I received two answers within minutes from
Alan Rollow <alan_at_nabeth.cxo.dec.com> and
Andrew Busch <a.busch_at_qut.edu.au>. Considering that nobody
in North America is even awake yet, that was pretty amazing.
Alna's and Andrew's answers follow the original question.
Peter Stern
Original question:
I plan to buy an AS4100 (with EV6 upgrade). I am getting a
KZPAC-CB RAID controller. There are options to get either an
UltraSCSI split-bus or single-bus Storage Works shelf. Which
would I want and why? Is the split-bus better? Do I need
more than one? This is meant to be a faitly moderate RAID,
just 5x9.1GB using RAID 5 (for striping with parity). This
is our first RAID and my main concern for this RAID is fast
throughput.
Alan answered:
Many StorageWorks shelves can be jumpered to appears as two
SCSI busses instead of one. However, since there are limited
number of slots, it reduces the number of devices you can
have on each of the two busses.
If the controller is a single-channel version, the split bus
doesn't buy you anything. It will limit the number of devices
you can put on the subsystem. If you have the three channel
version and you don't need lots of devices, it reduces the
number of shelves you have to buy. If you don't plan to
expand beyond the existing five device, then splitting one
of the shelves is probably a good idea.
Spreading your I/O load out over more busses will help to
maximize the I/O load a controller can support.
Andrew answered:
Definately go for the split bus shelf - the reason being that your KZPAC
controller has 3 channels, thus needing 3 buses to fully optimize
throughput. Ideally, you would have another bus as well to use all three.
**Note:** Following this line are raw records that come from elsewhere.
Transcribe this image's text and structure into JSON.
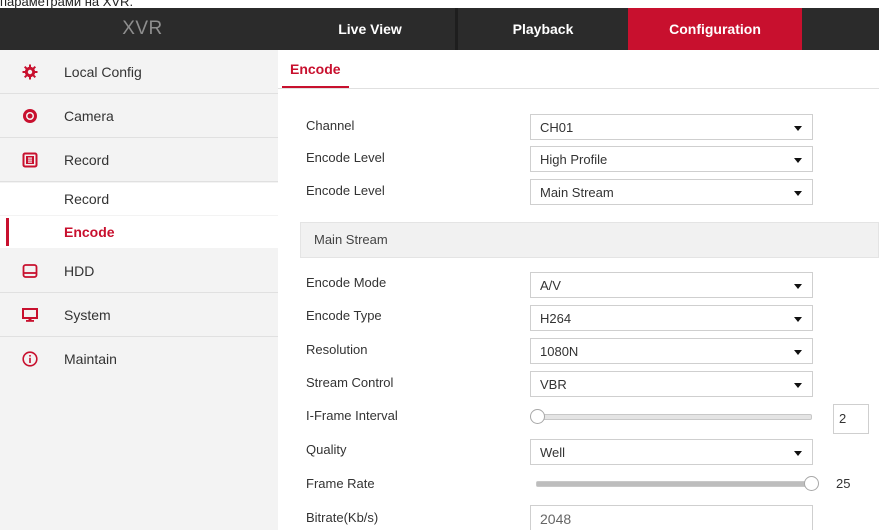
{
  "caption": "параметрами на XVR.",
  "header": {
    "logo": "XVR",
    "tabs": [
      {
        "label": "Live View"
      },
      {
        "label": "Playback"
      },
      {
        "label": "Configuration"
      }
    ]
  },
  "sidebar": {
    "items": [
      {
        "label": "Local Config",
        "icon": "gear-icon"
      },
      {
        "label": "Camera",
        "icon": "camera-icon"
      },
      {
        "label": "Record",
        "icon": "record-icon"
      },
      {
        "label": "HDD",
        "icon": "hdd-icon"
      },
      {
        "label": "System",
        "icon": "monitor-icon"
      },
      {
        "label": "Maintain",
        "icon": "info-icon"
      }
    ],
    "sub_items": [
      {
        "label": "Record"
      },
      {
        "label": "Encode"
      }
    ]
  },
  "main": {
    "tab": "Encode",
    "section": "Main Stream",
    "fields": {
      "channel": {
        "label": "Channel",
        "value": "CH01"
      },
      "encode_level_profile": {
        "label": "Encode Level",
        "value": "High Profile"
      },
      "encode_level_stream": {
        "label": "Encode Level",
        "value": "Main Stream"
      },
      "encode_mode": {
        "label": "Encode Mode",
        "value": "A/V"
      },
      "encode_type": {
        "label": "Encode Type",
        "value": "H264"
      },
      "resolution": {
        "label": "Resolution",
        "value": "1080N"
      },
      "stream_control": {
        "label": "Stream Control",
        "value": "VBR"
      },
      "iframe_interval": {
        "label": "I-Frame Interval",
        "value": "2",
        "level": 0.0
      },
      "quality": {
        "label": "Quality",
        "value": "Well"
      },
      "frame_rate": {
        "label": "Frame Rate",
        "value": "25",
        "level": 1.0
      },
      "bitrate": {
        "label": "Bitrate(Kb/s)",
        "value": "2048"
      }
    }
  },
  "colors": {
    "accent": "#c8102e",
    "topbar": "#2b2b2b",
    "sidebar": "#f3f3f3"
  }
}
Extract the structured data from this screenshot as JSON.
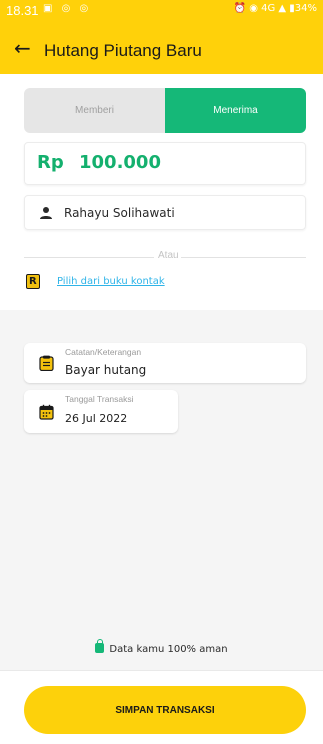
{
  "status_bar": {
    "time": "18.31",
    "left_icons": "▣ ◎ ◎",
    "right_icons": "⏰ ◉ 4G ▲ ▮34%"
  },
  "header": {
    "title": "Hutang Piutang Baru",
    "back_icon": "arrow-left-icon"
  },
  "type_toggle": {
    "options": [
      "Memberi",
      "Menerima"
    ],
    "selected": "Menerima"
  },
  "amount": {
    "currency": "Rp",
    "value": "100.000"
  },
  "contact": {
    "name": "Rahayu Solihawati",
    "separator": "Atau",
    "pick_link": "Pilih dari buku kontak"
  },
  "note": {
    "label": "Catatan/Keterangan",
    "value": "Bayar hutang"
  },
  "date": {
    "label": "Tanggal Transaksi",
    "value": "26 Jul 2022"
  },
  "security": {
    "text": "Data kamu 100% aman"
  },
  "actions": {
    "save_label": "SIMPAN TRANSAKSI"
  },
  "colors": {
    "brand_yellow": "#ffd10a",
    "accent_green": "#15b878",
    "link_blue": "#2fb4e8"
  }
}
The most important thing is to split all your RAID sets evenly over the 2
or 3 channels you do have, for maximum total throughput. For your 5 disk
RAID 5 set, I'd recommend 3 channels, as RAID 5 is quite io intensive, and
could create bottlenecks with 3 disks on a single channel.
If you were to purchase 2 split bus shelves, you could use 3 of the
channels for you RAID set, and save the last in case you ever need to add
single disks to your system or add another KZPAC at any stage.